Llegado el momento que vivimos en nuestra querida España, de confusión y enfrentamiento por el empecinamiento de un gobierno autonómico de llevar a sus últimas consecuencias el independentismo que, por lo demás, se trata de un objetivo que nunca ha ocultado una parte del pueblo catalán, ocurre que muchos se echan las manos a la cabeza por ese tremendo pulso propiciado por los que se concibe como locos que han salido de la noche a la mañana a defender una posición tan radical como tramada en el tiempo, con sigilo y a escondidas del Estado español.

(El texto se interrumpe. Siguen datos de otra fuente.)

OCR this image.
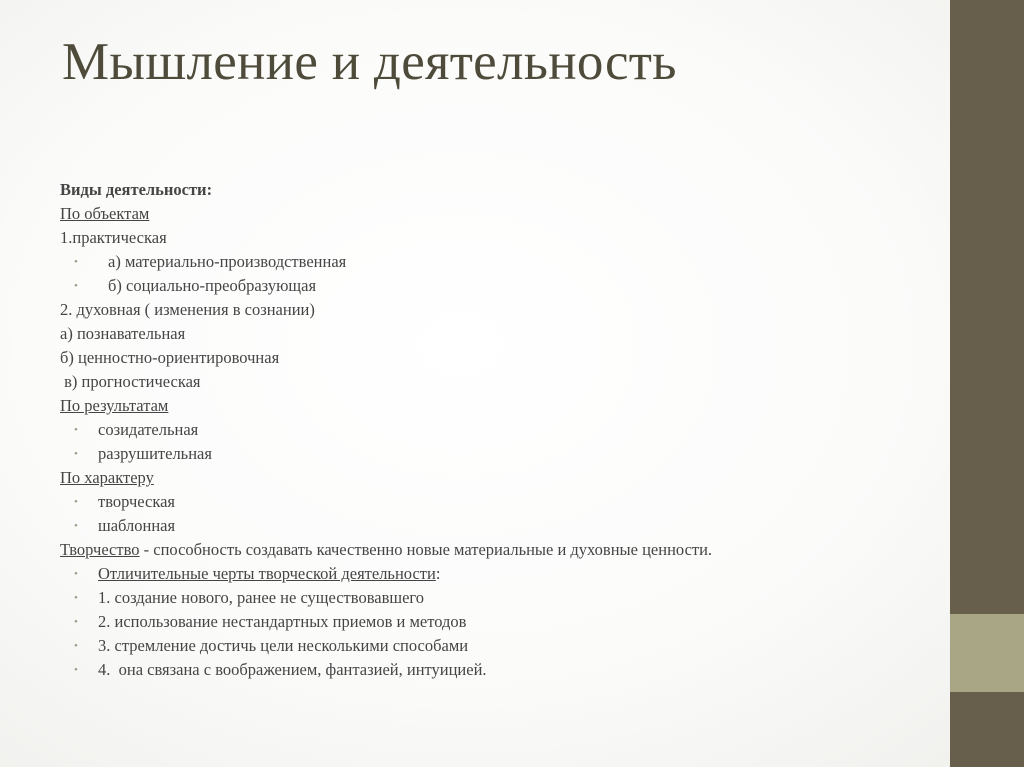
Мышление и деятельность
Виды деятельности:
По объектам
1.практическая
• а) материально-производственная
• б) социально-преобразующая
2. духовная ( изменения в сознании)
а) познавательная
б) ценностно-ориентировочная
в) прогностическая
По результатам
• созидательная
• разрушительная
По характеру
• творческая
• шаблонная
Творчество - способность создавать качественно новые материальные и духовные ценности.
• Отличительные черты творческой деятельности:
• 1. создание нового, ранее не существовавшего
• 2. использование нестандартных приемов и методов
• 3. стремление достичь цели несколькими способами
• 4.  она связана с воображением, фантазией, интуицией.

Perdonen que no sea tan iluso para compartir este posicionamiento pues, si algo está claro desde que se llegara al consenso de la Constitución de 1978 es que aquello no era más que un preludio necesario para que el tránsito de la dictadura a la democracia fuera posible. Todos los grupos políticos aceptaron, y el pueblo español lo ratificó, una Constitución que permitía iniciar el recorrido pero que escondía múltiples trampas no visibles en un primer instante pero que era cuestión de tiempo ir descubriéndolas con la efectividad práctica de su articulado. Primero el caramelo, unas posibilidades de crear comunidades autónomas, distinguiéndose entre las más avanzadas y otras que precisarían un recorrido temporal más largo, pero que, a la postre, conformaría una primera división territorial aunque se pudiera pensar que todas estas fragmentaciones serían respetuosas y obedientes a un único Estado español.
Ya lo dijo Goethe desde su clasicismo: “todo comienzo tiene su encanto”. Y lo ha tenido con ese bonito juguete que nos ha mantenido entretenidos un tiempo pero que ha llegado a engendrar un monstruo con múltiples cabezas, producto de una organización del sistema autonómico que hoy puede advertirse, mal que nos pese, como un auténtico fracaso. Porque, a la postre, ese cúmulo de transferencias de competencias por doquier lo que realmente ha generado es el conflicto nacional. Una convivencia caótica de normas estatales y autonómicas inmanejables, de instituciones multiplicadas, que han dejado al Estado desprotegido para poder asegurar la unidad política y económica de España. Son palabras éstas que acogen una creencia personal pero que son un calco de las más categóricas todavía que pronunciara el profesor MUÑOZ MACHADO, en un interesante trabajo que aconsejo a todos que lean: Informe sobre España. Repensar el Estado o destruirlo, ed. Crítica, Barcelona, 2012. Al releer esta obra cinco años después de que saliera a la luz no puede más que confirmarse el vaticinio. El profesor no se corta para convenir que “el Título VIII de la Constitución, que ha dado lugar a la organización del sistema autonómico, es un desastre sin paliativos, un complejo de normas muy defectuosas técnicamente, que se juntaron en dicho texto sin mediar ningún estudio previo ni una reflexión adecuada sobre las consecuencias de su aplicación”.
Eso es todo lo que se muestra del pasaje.